This is one of mainstream tenor saxophonist Eric Alexander’s better albums, mainly because the repertoire offers several new challenges. Alexander, now in his early 40s, and his familiar sidemen-pianist Harold Mabern, bassist Nat Reeves and drummer Joe Farnsworth-sound inspired and committed throughout. The quartet transforms tunes such as “She’s Out of My Life” (made famous by Michael Jackson), “Footsteps” (by smooth-jazz guitarist Steve Briody), “Cavatina” (from the movie The Deer Hunter) and “Don’t Misunderstand” (from Shaft’s Big Score! ) into solid jazz performances. Four tunes with greater jazz pedigree, including the lovely title tune by bassist Bill Lee (father of Spike), complete the program.

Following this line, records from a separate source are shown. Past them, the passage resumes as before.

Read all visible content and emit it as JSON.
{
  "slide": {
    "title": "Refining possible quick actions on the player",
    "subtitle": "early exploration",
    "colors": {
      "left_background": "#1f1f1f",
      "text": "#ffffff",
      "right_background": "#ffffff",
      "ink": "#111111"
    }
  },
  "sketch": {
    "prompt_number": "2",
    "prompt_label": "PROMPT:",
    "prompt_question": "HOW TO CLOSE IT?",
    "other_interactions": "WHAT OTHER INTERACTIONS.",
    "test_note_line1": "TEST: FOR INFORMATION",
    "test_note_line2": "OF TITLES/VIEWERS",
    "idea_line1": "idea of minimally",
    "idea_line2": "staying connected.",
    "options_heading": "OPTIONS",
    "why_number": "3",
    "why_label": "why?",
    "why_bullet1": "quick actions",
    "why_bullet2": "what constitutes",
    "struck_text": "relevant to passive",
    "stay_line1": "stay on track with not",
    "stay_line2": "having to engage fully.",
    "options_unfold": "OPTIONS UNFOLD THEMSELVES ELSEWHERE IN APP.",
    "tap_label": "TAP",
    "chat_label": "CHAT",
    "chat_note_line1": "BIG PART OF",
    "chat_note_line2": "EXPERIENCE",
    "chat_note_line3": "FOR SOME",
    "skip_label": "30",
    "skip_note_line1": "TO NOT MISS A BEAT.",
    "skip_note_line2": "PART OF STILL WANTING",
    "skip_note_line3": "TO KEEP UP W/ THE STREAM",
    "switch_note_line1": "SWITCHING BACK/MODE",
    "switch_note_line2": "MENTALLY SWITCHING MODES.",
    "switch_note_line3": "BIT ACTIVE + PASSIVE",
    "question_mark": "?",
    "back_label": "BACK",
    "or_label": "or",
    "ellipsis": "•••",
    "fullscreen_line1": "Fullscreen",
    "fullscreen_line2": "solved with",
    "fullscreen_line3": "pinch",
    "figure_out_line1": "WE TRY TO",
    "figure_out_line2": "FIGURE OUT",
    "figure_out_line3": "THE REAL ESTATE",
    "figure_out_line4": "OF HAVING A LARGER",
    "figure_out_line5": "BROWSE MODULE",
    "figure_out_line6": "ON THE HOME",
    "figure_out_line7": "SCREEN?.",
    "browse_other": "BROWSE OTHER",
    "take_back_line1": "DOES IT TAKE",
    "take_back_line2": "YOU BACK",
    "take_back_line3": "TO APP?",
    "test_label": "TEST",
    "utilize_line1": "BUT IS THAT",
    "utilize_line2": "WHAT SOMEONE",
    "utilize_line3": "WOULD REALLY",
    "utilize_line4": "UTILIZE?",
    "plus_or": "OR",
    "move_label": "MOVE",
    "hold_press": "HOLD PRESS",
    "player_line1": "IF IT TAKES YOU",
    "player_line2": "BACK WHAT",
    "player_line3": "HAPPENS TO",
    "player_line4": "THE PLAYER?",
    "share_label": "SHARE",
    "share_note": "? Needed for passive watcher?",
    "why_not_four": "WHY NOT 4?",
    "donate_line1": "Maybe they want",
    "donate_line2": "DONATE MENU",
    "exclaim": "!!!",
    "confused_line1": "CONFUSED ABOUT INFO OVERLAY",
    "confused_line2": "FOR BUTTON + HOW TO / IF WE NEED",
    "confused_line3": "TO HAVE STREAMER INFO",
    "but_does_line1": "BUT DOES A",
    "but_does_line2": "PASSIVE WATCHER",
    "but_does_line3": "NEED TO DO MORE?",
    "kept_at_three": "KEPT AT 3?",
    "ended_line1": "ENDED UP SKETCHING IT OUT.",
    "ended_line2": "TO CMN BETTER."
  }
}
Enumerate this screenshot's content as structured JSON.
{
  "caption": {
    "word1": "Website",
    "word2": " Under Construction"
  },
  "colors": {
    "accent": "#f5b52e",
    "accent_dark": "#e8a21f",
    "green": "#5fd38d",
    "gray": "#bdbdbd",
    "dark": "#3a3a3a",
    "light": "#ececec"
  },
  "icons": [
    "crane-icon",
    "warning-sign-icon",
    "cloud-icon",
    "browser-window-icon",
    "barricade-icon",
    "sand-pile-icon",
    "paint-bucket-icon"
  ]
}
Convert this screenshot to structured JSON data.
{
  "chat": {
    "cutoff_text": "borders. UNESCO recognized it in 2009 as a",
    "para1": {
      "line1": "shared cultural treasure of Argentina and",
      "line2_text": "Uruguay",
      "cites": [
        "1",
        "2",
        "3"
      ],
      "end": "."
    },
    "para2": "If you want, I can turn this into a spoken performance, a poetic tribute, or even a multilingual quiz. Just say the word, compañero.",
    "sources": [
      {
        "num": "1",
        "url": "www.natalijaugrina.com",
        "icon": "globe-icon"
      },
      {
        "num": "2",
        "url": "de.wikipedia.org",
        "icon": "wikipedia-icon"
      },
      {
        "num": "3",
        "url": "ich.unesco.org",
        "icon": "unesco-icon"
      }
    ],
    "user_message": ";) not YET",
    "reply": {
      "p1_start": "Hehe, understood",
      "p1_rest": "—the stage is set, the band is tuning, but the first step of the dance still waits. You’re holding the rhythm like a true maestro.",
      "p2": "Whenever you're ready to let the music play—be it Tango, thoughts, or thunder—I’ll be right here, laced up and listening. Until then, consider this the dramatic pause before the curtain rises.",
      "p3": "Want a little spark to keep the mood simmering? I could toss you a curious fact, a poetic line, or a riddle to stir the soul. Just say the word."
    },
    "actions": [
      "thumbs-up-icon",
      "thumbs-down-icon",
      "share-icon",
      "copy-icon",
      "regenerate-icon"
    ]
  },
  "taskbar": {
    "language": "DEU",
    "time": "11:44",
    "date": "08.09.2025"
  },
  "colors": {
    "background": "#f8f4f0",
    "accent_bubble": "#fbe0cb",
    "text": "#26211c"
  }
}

The album opens with Alexander’s hard-driving “Nomor Senterbress,” a scalar modal tune, and you immediately warm up to the saxophonist’s exuberant, note-packed fluid lines and the adrenaline charge of the rhythm section. The group then turns to “She’s Out of My Life,” exhibiting a fetching ballad touch. Alexander conveys as fine a tone for this style as he does for “Nomor.” Mabern cooks on “Footsteps,” and then turns in another moving performance on Henry Mancini’s moody “Charade.”
Everyone doesn’t solo on every tune, and this seems to help the focus of the performances. Alexander is a prolific recording artist as well as a prolific improviser, but with this album he appears to have entered a more discerning phase-with no lapse in jazz integrity.